Tensions Rise Between U.N. and Iraq
By Linda D. Kozaryn
American Forces Press Service
WASHINGTON, Nov. 10, 1997 President Clinton called for strong U.N. actions to force Iraq to allow Americans on U.N. weapon inspection teams.
Clinton also said it would be an act of war if Iraq fired on U.S. U-2 spyplanes acting on behalf of the United Nations.
U-2 missions resumed Monday, Pentagon officials said, and Iraqi anti-aircraft sites did not fire on the high-flying planes.
Saddam Hussein "needs to know it would be a big mistake," if Iraq attempts to shoot down the American aircraft, Clinton said.
Hussein precipitated the crisis by threatening to expel American members of U.N. weapon inspection teams. The United Nations refused to let Hussein dictate who could be on its teams.
The Iraqi president "should not attempt to defy the will of the international community or interfere with those who, appropriately under the auspices of the United Nations, are carrying out their mandated work," White House spokesman Mike McCurry said Nov. 4.
McCurry said emissaries from a variety of nations have made it clear privately and publicly that Hussein ought to comply with relevant U.N. Security Council resolutions. Defense Secretary William S. Cohen repeated the message at the Pentagon Nov. 6.
"Sufficient warnings have been given to Iraq over the years that they must comply with U.N. sanctions," Cohen said. Efforts to hide or remove equipment or facilities will only redouble U.N. efforts to complete their inspections, he said.
"The task right now is to persuade them to cease and desist from their obstruction. ... Hopefully, the message will be loud and clear, and Saddam Hussein will abide by it," Cohen said.
If the Iraqi leader fails to comply, the United Nations could consider taking military and economic measures, Cohen said. The United States maintains a combat-ready force in the region of about 18,000 troops, 17 ships and 200 combat aircraft. After Hussein threatened to shoot down U-2 aircraft, flights were temporarily suspended and the USS Nimitz delayed a scheduled port call.
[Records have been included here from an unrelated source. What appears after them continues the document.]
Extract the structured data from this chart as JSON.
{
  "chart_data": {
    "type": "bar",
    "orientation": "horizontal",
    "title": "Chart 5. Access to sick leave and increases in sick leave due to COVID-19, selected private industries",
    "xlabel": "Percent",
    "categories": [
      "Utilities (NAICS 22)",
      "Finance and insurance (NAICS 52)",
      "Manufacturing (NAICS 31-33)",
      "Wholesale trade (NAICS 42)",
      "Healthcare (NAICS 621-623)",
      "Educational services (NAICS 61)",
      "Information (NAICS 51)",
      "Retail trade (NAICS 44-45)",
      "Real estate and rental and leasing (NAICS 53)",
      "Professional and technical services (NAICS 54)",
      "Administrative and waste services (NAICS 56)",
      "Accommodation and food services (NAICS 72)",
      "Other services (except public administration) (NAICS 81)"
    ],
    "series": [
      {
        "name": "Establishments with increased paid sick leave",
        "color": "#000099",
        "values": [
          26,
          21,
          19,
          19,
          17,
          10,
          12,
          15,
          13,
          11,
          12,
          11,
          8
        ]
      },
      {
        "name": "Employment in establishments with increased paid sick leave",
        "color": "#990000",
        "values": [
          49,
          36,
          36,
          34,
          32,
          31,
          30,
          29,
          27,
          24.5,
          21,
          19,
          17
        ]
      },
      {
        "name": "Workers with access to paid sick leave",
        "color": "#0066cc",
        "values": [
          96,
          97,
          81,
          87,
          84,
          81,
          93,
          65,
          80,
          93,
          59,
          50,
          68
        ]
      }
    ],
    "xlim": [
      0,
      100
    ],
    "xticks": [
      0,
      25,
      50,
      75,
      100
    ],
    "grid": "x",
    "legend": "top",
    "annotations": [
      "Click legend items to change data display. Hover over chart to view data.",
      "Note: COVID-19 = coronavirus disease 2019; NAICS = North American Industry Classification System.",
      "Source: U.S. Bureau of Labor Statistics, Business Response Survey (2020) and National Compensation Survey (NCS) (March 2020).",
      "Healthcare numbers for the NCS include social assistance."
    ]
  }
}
The United Nations' ability to determine Iraq's weapon capabilities and inspect facilities is serious business, Pentagon spokesman Ken Bacon said. The goal of U.N. inspections is to ensure Hussein does not rekindle his programs to build weapons of mass destruction, he said. While U.N. officials believe Iraq's nuclear weapons program has been dismantled and eliminated, they continue looking at three other areas -- missiles, chemical and biological weapons, he said.
Iraq used Scud missiles during the Gulf War. U.N. officials say they have accounted for Iraq's imported Scud missiles, but evidence exists the Iraqis are trying to maintain the ability to build missiles should U.N. sanctions be lifted and they are able to acquire machinery, equipment and parts from the world market.
Iraq used chemical weapons in the past, and it's safe to assume they would be willing to use them in the future, Bacon said. "Iraq may have an indigenous capability to manufacture some gases such as mustard, maybe sarin. This could start up if there weren't proper monitoring of Iraq's production facilities," he said.
Although the Iraqis claim they destroyed all biological agents left over from the Gulf War, they have not produced evidence to prove it, Bacon said. U.N. officials are trying to look at the scope of the Iraqi biological weapons capability, but barring inspectors blocks this effort.
"This is a diplomatic dispute between Iraq and the U.N., and we're trying to solve this as a member of the Security Council, diplomatically," Bacon said. "We think Saddam's actions make it very clear to the world that he is not interested in playing by the rules of the road. We think it makes it very clear to the world that he wants to increase tensions when the rest of the world wants to decrease tensions. We hope he will listen to the U.N. team that's currently over there talking to them about the need to comply with U.N. resolutions."